Our experienced staff are fully qualified and equipped to get the job done quickly and efficiently.
Services we offer:
- Cabling (Fibre/Copper /Coax)
- Cat 5
- Cat 6
- Cable recovery Heavy/Light
- Blown fibre
- Sub Duct Installation
- Exchange reclamation
- MDU installations
- Sensing Fibre (Direct Bury)
- Emergency Callout
- Fibre Optic Installations
- Fibre Splicing
Insertion Loss Measurement Testing (ILM)
Insertion Loss Measurement: this is a measurement of the loss, or attenuation, of a fibre optic cable component or system. This is normally measured with a light source and an optical power meter, or alternatively a loss test set that incorporates both a light source and power meter. The principle is to find the difference between the input and output power levels to yield the loss between these two measurement points.

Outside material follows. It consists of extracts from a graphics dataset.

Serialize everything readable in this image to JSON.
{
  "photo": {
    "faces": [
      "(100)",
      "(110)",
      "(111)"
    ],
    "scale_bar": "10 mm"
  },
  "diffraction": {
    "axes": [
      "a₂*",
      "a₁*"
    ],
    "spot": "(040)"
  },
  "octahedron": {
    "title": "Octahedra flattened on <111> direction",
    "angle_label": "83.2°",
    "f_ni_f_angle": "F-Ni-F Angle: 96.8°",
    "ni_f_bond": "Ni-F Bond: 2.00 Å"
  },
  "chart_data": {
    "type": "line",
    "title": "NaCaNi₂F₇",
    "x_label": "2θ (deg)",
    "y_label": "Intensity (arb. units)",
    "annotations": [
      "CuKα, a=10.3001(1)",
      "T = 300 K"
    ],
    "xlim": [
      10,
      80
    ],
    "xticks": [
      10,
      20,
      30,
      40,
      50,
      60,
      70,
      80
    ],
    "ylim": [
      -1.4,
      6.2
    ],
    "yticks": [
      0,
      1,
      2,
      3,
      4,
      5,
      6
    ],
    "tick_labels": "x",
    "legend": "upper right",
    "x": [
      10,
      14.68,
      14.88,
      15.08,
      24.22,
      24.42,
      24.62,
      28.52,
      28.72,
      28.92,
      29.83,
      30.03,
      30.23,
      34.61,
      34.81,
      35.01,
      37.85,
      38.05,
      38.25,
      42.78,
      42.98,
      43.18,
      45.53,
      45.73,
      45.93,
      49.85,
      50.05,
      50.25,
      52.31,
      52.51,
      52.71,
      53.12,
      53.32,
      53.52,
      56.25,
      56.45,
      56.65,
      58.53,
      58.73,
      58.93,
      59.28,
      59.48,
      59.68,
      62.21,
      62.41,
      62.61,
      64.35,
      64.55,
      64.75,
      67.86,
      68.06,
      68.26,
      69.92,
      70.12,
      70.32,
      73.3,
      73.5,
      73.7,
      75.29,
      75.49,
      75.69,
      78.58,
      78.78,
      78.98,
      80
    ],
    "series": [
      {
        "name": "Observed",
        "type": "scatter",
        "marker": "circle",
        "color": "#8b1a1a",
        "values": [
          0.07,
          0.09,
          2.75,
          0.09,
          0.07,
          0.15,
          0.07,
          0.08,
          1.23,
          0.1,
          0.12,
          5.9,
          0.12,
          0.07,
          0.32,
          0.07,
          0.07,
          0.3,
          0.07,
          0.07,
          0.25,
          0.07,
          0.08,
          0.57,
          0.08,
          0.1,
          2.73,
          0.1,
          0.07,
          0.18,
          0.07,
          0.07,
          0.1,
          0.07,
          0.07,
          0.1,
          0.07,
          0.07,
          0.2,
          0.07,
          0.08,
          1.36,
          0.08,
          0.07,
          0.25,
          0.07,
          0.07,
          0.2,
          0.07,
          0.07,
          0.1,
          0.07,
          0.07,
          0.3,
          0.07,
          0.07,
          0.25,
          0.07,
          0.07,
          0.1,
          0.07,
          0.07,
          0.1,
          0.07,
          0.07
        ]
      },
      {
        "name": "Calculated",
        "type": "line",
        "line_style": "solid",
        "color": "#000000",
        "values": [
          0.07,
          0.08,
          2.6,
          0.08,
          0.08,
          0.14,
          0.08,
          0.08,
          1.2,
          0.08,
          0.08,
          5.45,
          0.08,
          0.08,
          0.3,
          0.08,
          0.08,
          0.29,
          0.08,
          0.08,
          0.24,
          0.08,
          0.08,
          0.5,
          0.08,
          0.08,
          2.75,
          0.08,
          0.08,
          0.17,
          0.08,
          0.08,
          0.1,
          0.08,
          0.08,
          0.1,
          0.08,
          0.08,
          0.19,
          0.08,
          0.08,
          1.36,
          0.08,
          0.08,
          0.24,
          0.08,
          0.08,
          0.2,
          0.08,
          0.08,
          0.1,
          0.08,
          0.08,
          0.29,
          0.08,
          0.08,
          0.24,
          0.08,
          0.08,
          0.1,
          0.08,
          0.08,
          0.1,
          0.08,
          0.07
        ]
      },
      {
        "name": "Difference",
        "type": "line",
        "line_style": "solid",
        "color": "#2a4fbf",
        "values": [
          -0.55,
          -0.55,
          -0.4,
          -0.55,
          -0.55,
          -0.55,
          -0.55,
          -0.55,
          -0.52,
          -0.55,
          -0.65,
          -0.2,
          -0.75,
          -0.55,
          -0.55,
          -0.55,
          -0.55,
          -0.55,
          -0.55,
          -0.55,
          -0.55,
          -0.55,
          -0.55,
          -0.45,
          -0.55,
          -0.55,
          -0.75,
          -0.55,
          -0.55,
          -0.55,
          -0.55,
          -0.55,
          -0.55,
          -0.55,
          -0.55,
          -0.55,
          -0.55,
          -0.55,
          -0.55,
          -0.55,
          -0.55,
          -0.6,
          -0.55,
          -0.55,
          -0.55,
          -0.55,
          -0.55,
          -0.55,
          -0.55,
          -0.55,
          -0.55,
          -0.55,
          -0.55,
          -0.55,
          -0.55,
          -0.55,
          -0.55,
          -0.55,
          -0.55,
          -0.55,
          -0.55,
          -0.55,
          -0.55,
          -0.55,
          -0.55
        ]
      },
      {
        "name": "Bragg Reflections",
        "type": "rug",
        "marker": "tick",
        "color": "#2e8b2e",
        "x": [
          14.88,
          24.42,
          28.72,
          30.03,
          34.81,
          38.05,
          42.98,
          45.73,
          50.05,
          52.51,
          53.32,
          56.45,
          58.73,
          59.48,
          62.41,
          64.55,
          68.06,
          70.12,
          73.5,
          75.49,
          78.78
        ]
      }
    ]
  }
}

This sounds straightforward, and yet whilst ILM testing can be easy, there are also many mistakes that can be made and result in variable measurements and plain incorrect measurements. Some of the errors that can occur in ILM measurement methods are obvious, whilst other are more obscure and not widely known by testers who have not been trained by fibre optics testing experts.
Bayley Communications Verify your fibre optic link, covering the O, C and L Bands using Tri Band Power Meter and Light Sources, Bi-directional insertion loss measurements are taken.
Terminating, Jointing and Fibre Splicing
Fibre cables are installed in the duct, they will need to either be spliced together to make one concatenated link, or terminated to allow equipment or patch cables to be plugged into the ends.
Fibre splicing is normally achieved by stripping a section of coating of the end of the fibre, cleaving the fibre to produce a flat end face, and putting the fibre into a fusion splicing machine.
The same procedure is repeated for the other fibre end, and the fusion splicing process then heats both fibre ends and pushes them together. The welded, or spliced, fibre join is then protected with a heat shrink splice protection sleeve.
Here at Bayley Communications Ltd we use the latest fusion splicers on the market which means our investment in the best tools and equipment ensures all our work is carried out with the highest efficiency and accuracy.